İçimde Tanrı'nın ikilemine karşı ezilme duygusunu bastıramamamdan ötürü başka arayışlara döndüm. İnsan Ne İle Yaşar?'dan bildiğim ve benimle aynı cevabı içinde taşıyan Tolstoy'a kulak vermekten kendimi alıkoyamadım. İnsan sevgiyle yaşar ve onu yaratan tanrı da böyle buyurur. Tolstoy'un tanrısı benim tanrım olmalıydı diye içimden geçirdim ve Hristiyanlık anarşizmini savundum. İlk zamanlar bildiğimden değildi elbet. Yalnızca onun tanrısına sahip olmak, ona inanmak istedim. Yüce olana dair aydınlığı tekrar içimde duymayı arzuladım.

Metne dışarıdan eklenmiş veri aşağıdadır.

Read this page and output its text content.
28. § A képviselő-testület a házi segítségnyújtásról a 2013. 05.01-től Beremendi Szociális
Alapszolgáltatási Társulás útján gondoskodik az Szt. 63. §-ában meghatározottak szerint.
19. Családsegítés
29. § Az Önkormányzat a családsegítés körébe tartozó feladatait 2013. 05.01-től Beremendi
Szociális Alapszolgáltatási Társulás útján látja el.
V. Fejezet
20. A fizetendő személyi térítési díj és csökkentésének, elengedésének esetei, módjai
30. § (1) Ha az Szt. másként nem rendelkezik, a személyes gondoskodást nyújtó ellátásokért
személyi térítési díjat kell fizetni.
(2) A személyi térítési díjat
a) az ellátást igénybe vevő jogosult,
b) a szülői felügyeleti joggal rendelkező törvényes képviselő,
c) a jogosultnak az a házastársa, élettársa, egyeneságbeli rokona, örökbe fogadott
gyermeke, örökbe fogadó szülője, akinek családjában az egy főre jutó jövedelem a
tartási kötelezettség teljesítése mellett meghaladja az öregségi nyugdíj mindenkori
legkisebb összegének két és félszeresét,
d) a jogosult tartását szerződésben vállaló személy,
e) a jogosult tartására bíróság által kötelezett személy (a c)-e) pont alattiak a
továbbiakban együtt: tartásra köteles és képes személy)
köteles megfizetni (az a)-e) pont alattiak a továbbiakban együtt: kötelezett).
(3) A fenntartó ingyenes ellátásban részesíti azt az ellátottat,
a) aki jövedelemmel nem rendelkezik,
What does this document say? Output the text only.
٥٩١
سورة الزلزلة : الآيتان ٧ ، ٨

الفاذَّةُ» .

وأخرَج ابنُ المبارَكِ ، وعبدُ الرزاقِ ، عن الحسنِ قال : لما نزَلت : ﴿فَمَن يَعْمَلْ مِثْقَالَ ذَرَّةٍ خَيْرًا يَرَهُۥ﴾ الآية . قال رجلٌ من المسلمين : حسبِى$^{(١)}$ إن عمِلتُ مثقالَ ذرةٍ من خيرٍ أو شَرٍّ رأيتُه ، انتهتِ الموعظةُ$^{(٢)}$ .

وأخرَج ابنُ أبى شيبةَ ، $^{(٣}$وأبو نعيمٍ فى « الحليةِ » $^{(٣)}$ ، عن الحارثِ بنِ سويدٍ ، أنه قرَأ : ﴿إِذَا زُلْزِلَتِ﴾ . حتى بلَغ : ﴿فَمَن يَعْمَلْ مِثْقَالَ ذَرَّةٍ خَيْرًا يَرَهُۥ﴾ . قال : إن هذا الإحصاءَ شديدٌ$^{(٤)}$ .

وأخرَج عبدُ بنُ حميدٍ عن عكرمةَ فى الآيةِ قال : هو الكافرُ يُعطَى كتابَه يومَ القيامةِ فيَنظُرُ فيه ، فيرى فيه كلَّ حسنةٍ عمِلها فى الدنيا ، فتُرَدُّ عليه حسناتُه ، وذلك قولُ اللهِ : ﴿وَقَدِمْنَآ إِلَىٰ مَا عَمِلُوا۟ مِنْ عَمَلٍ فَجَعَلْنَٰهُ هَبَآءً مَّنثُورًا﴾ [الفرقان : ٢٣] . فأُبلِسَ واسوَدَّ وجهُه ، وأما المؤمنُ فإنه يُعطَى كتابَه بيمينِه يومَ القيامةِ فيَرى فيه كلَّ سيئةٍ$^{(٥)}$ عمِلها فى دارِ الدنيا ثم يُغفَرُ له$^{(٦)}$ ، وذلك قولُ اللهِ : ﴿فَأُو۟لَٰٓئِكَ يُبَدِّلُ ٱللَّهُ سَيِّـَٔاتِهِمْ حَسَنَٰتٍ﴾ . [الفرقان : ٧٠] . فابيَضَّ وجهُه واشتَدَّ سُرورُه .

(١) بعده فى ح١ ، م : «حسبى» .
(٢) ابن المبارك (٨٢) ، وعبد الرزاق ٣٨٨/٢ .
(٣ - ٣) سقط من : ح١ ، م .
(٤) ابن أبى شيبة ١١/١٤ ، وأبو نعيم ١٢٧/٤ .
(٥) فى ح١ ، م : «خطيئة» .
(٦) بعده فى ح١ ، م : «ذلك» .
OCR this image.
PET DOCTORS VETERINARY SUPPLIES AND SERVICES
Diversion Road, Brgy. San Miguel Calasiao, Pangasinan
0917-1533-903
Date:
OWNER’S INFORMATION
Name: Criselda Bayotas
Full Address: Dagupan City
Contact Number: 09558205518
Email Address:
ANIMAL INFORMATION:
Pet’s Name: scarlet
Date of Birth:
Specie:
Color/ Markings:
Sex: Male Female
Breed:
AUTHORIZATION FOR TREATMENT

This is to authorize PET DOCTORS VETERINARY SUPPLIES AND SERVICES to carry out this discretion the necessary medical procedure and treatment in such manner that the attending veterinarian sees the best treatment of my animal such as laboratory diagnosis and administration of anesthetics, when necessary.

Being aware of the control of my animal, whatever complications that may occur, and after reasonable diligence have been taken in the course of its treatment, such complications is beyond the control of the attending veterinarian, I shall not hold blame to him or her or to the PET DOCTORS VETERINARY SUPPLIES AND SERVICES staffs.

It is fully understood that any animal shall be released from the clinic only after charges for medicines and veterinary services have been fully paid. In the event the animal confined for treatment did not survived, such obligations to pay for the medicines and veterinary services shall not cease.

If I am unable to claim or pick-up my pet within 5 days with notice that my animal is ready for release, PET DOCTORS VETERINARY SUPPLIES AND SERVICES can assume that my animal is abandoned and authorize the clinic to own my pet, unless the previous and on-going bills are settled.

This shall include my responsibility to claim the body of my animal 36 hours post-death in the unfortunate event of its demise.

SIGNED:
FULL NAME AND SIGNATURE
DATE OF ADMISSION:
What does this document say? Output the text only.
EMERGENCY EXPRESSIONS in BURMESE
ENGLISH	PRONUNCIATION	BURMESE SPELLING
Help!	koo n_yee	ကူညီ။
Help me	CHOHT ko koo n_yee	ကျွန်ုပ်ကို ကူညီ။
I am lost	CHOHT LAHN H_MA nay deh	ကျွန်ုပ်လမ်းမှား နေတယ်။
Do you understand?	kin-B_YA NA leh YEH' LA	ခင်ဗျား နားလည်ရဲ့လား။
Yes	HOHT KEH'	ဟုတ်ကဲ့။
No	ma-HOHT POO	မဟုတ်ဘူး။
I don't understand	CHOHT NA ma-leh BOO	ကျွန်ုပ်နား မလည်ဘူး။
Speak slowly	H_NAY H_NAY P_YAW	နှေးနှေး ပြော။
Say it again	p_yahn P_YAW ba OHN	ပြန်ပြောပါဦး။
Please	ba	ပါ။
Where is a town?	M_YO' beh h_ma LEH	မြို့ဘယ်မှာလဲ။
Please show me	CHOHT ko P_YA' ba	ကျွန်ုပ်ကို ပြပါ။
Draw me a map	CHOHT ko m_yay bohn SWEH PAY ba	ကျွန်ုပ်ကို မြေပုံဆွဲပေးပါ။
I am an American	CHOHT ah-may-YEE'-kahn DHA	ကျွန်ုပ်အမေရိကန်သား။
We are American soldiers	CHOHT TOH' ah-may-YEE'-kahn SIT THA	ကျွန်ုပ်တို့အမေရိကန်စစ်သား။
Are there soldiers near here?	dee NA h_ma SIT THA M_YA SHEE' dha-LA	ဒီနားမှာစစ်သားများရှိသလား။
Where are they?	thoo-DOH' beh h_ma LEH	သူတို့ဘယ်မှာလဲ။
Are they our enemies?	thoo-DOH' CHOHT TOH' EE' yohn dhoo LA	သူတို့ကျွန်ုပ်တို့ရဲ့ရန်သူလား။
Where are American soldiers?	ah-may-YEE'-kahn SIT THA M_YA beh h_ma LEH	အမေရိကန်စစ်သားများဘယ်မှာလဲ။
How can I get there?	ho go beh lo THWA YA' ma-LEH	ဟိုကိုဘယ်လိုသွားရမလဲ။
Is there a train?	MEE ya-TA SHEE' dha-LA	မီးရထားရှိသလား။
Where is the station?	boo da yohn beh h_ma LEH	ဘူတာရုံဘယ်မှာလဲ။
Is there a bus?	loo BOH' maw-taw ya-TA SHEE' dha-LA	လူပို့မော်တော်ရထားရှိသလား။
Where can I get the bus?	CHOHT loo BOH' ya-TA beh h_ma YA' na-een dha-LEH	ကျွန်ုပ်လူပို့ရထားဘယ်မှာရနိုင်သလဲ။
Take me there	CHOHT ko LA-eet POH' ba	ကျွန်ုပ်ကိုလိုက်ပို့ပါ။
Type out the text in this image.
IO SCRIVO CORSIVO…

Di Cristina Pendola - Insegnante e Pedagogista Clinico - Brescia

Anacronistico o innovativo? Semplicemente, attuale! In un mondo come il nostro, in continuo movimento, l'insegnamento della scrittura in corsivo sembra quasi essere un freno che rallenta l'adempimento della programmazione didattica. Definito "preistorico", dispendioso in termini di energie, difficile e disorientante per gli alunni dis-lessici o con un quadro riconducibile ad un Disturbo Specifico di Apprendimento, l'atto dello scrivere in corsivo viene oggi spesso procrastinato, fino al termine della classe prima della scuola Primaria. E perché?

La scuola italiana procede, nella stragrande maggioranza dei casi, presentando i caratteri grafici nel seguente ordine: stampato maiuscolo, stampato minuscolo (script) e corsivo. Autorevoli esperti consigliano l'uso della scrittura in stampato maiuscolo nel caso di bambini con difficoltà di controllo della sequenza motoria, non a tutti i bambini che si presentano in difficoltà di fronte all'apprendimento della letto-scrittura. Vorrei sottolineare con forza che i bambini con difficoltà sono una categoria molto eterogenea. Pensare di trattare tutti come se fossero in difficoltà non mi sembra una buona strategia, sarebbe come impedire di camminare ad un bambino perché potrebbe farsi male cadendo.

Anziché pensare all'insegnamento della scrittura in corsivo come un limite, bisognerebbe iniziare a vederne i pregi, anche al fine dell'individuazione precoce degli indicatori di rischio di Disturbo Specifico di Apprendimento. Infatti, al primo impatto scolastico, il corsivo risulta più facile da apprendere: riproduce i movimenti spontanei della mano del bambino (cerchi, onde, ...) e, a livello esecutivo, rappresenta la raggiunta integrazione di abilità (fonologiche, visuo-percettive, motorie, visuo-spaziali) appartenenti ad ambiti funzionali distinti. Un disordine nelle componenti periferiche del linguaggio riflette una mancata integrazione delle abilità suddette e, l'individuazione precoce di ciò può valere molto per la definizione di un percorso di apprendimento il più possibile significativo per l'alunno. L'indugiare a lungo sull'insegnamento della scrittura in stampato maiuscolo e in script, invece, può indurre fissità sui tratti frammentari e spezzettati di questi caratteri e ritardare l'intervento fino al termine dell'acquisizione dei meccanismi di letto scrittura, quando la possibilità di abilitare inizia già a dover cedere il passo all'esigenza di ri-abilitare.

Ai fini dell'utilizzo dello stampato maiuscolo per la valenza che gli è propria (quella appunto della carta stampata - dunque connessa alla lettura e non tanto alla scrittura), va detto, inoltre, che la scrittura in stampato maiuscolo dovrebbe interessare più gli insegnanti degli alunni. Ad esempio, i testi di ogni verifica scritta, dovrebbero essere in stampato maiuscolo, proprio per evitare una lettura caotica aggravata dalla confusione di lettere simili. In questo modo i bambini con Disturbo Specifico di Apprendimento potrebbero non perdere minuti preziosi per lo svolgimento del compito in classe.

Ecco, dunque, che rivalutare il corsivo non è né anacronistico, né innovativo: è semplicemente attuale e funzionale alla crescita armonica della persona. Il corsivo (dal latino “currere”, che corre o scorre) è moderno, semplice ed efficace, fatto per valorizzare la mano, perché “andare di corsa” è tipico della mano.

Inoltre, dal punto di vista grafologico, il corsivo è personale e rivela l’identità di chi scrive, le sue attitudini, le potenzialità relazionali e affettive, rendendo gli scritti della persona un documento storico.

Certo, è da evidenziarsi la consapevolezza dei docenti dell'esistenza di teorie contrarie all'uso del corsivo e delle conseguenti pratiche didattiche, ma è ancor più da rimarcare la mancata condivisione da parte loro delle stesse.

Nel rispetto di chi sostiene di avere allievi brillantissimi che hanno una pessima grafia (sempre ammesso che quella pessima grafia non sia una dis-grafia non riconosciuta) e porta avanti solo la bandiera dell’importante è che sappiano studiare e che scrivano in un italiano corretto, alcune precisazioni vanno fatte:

Ancak daha sonraları, Nietzsche'nin, Deccal, Hristiyanlığa Lanet kitabını okumamla birlikte tekrar aynı tasavvurla karşılaştığımı fark ettim. Dinlerin, "zayıfların, düşkünlerin, nasibi kıtların" dini oluşu… bu Platon'un Devlet kitabında, Sokrates'e adaletle ilgili sürülen “adalet güçlünün işine gelendir” görüşüyle aynı temsildendi.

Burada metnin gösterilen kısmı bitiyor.